CONCORD, N.H. (Dec. 12, 2023) – A bill filed in the New Hampshire House would end all state and local cooperation with the U.S. Center for Disease Control and Prevention (CDC) and the World Health Organization (WHO).
Rep. Michael Granger along with seven cosponsors filed House Bill 1156 (HB1156) for introduction on Jan. 3, 2024. Under the proposed law, the CDC and WHO would have “no jurisdiction” in New Hampshire.
HB1156 would further prohibit the state and its political subdivisions from engaging in the enforcement of, or collaborating with the enforcement of, “any requirements, mandates, recommendations, instructions, or guidance provided by either organization.”
The legislation specifically states that “any requirements, mandates, recommendations, instructions, or guidance by either organization shall not be used in this state to justify any mask, vaccine or medical testing requirements and shall have no force or effect in New Hampshire.”
The passage of HB1156 would effectively stop the enforcement of CDC or WHO mandates in New Hampshire by ending all state and local cooperation.
Based on James Madison’s advice for states and individuals in Federalist #46, a “refusal to cooperate with officers of the Union” provides an extremely effective method to render federal laws, effectively unenforceable because most enforcement actions rely on help, support and leadership from the states.
Fox News senior judicial analyst Judge Andrew Napolitano agreed this type of approach would be extremely effective. In a televised discussion on federal gun laws, he noted that a single state refusing to cooperate with enforcement would make federal gun laws “nearly impossible” to enforce.

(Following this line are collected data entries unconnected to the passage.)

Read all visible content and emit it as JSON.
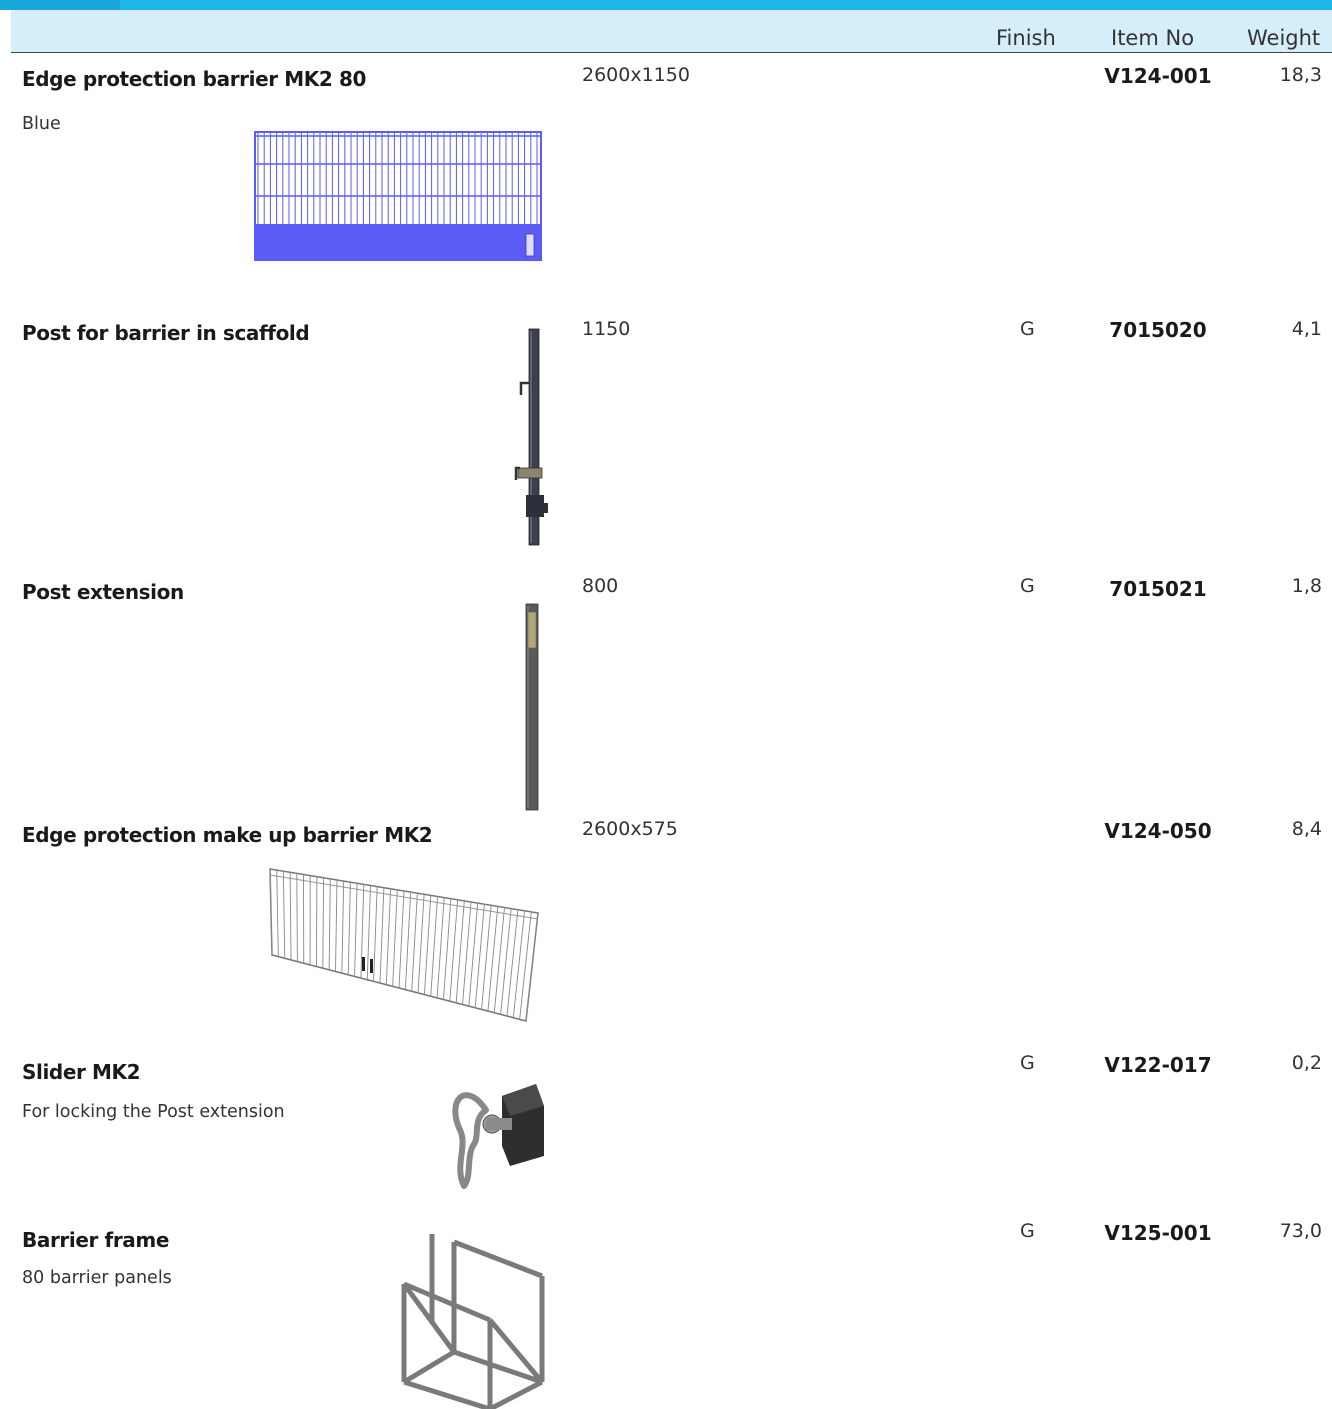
{
  "columns": {
    "finish": "Finish",
    "item_no": "Item No",
    "weight": "Weight"
  },
  "colors": {
    "header_bar": "#1fb6ea",
    "header_bg": "#d6eefa",
    "barrier_blue": "#5a5cf5"
  },
  "products": [
    {
      "name": "Edge protection barrier MK2 80",
      "description": "Blue",
      "dimension": "2600x1150",
      "finish": "",
      "item_no": "V124-001",
      "weight": "18,3",
      "image": "blue-barrier-image"
    },
    {
      "name": "Post for barrier in scaffold",
      "description": "",
      "dimension": "1150",
      "finish": "G",
      "item_no": "7015020",
      "weight": "4,1",
      "image": "post-image"
    },
    {
      "name": "Post extension",
      "description": "",
      "dimension": "800",
      "finish": "G",
      "item_no": "7015021",
      "weight": "1,8",
      "image": "post-extension-image"
    },
    {
      "name": "Edge protection make up barrier MK2",
      "description": "",
      "dimension": "2600x575",
      "finish": "",
      "item_no": "V124-050",
      "weight": "8,4",
      "image": "make-up-barrier-image"
    },
    {
      "name": "Slider MK2",
      "description": "For locking the Post extension",
      "dimension": "",
      "finish": "G",
      "item_no": "V122-017",
      "weight": "0,2",
      "image": "slider-image"
    },
    {
      "name": "Barrier frame",
      "description": "80 barrier panels",
      "dimension": "",
      "finish": "G",
      "item_no": "V125-001",
      "weight": "73,0",
      "image": "barrier-frame-image"
    }
  ]
}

The federal government relies heavily on state cooperation to implement and enforce almost all of its laws, regulations and acts. By simply withdrawing this necessary cooperation, states can nullify in effect many federal actions. As noted by the National Governor’s Association during the partial government shutdown of 2013, “States are partners with the federal government on most federal programs.”

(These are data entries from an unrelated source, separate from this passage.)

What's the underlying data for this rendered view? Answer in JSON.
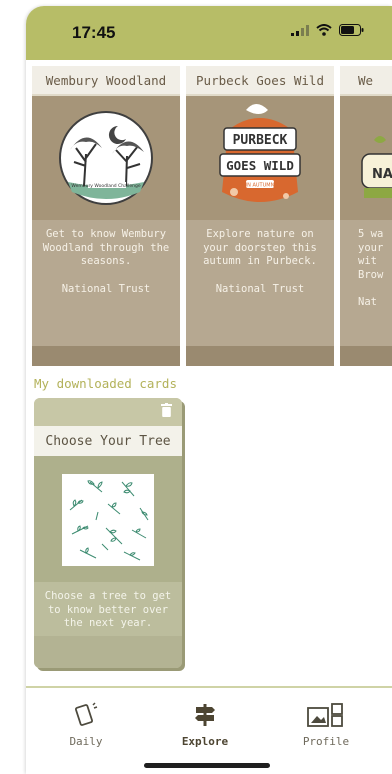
{
  "status_bar": {
    "time": "17:45"
  },
  "cards": [
    {
      "title": "Wembury Woodland",
      "description": "Get to know Wembury Woodland through the seasons.",
      "organization": "National Trust",
      "logo_text": "Wembury Woodland Challenge"
    },
    {
      "title": "Purbeck Goes Wild",
      "description": "Explore nature on your doorstep this autumn in Purbeck.",
      "organization": "National Trust",
      "logo_line1": "PURBECK",
      "logo_line2": "GOES WILD",
      "logo_tag": "IN AUTUMN"
    },
    {
      "title": "We",
      "description": "5 wa your wit Brow",
      "organization": "Nat",
      "logo_text": "NA"
    }
  ],
  "downloaded": {
    "section_title": "My downloaded cards",
    "card": {
      "title": "Choose Your Tree",
      "description": "Choose a tree to get to know better over the next year."
    }
  },
  "tabs": [
    {
      "label": "Daily",
      "icon": "daily-cards-icon"
    },
    {
      "label": "Explore",
      "icon": "signpost-icon"
    },
    {
      "label": "Profile",
      "icon": "profile-grid-icon"
    }
  ],
  "colors": {
    "status_bar": "#b7bd67",
    "card_brown": "#a0917a",
    "card_sage": "#c7c7a6",
    "section_title": "#b3b25a"
  }
}
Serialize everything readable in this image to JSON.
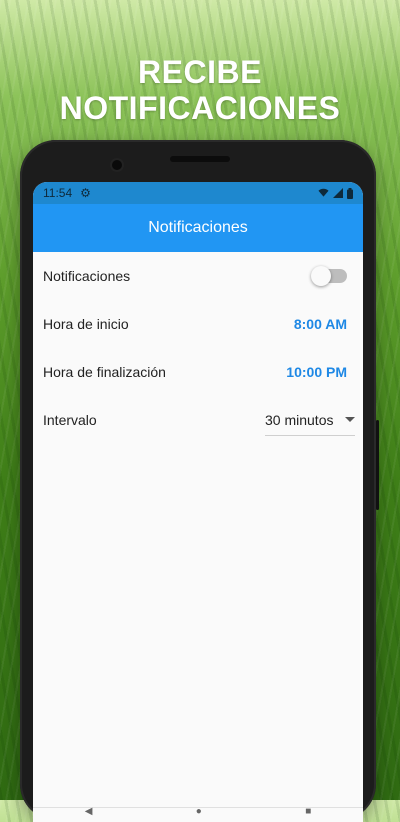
{
  "promo": {
    "line1": "RECIBE",
    "line2": "NOTIFICACIONES"
  },
  "status_bar": {
    "time": "11:54",
    "icons": [
      "settings-gear-icon",
      "wifi-icon",
      "signal-icon",
      "battery-icon"
    ]
  },
  "app_bar": {
    "title": "Notificaciones"
  },
  "settings": {
    "notifications": {
      "label": "Notificaciones",
      "enabled": false
    },
    "start_time": {
      "label": "Hora de inicio",
      "value": "8:00 AM"
    },
    "end_time": {
      "label": "Hora de finalización",
      "value": "10:00 PM"
    },
    "interval": {
      "label": "Intervalo",
      "value": "30 minutos"
    }
  },
  "colors": {
    "app_bar": "#2196f3",
    "status_bar": "#1e88cf",
    "accent_value": "#1e88e5",
    "toggle_track_off": "#bdbdbd"
  }
}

The provisions prohibiting the state from enforcing or implementing certain federal acts rest on a well-established legal principle known as the anti-commandeering doctrine. Simply put, the federal government cannot force states to help implement or enforce any federal act or program – whether constitutional or not. The anti-commandeering doctrine is based primarily on five Supreme Court cases dating back to 1842. Printz v. U.S. serves as the cornerstone.
“We held in New York that Congress cannot compel the States to enact or enforce a federal regulatory program. Today we hold that Congress cannot circumvent that prohibition by conscripting the States’ officers directly. The Federal Government may neither issue directives requiring the States to address particular problems, nor command the States’ officers, or those of their political subdivisions, to administer or enforce a federal regulatory program. It matters not whether policy making is involved, and no case by case weighing of the burdens or benefits is necessary; such commands are fundamentally incompatible with our constitutional system of dual sovereignty.”

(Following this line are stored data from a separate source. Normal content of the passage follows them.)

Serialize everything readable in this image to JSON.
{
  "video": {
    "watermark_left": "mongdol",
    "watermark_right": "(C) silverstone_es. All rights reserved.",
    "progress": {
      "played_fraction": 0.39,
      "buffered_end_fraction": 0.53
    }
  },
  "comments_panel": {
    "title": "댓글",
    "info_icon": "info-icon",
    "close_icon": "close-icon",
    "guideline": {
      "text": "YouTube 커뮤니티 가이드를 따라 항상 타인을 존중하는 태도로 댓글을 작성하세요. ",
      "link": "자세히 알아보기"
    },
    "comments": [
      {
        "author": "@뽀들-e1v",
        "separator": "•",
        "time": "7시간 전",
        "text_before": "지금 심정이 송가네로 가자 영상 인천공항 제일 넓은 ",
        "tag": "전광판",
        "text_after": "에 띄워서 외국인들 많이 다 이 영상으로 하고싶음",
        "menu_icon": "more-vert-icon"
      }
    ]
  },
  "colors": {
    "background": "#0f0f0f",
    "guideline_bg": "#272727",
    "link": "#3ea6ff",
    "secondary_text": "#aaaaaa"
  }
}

No determination of constitutionality is necessary to invoke the anti-commandeering doctrine. State and local governments can refuse to enforce federal laws or implement federal programs whether they are constitutional or not.
HB1156 will be officially introduced when the New Hampshire legislature convenes on Jan. 3. It will be referred to the House State-Federal Relations and Veterans Affairs Committee where it must get a hearing and a vote. An “ought to pass” recommendation would greatly increase the bill’s chances of passing the full House.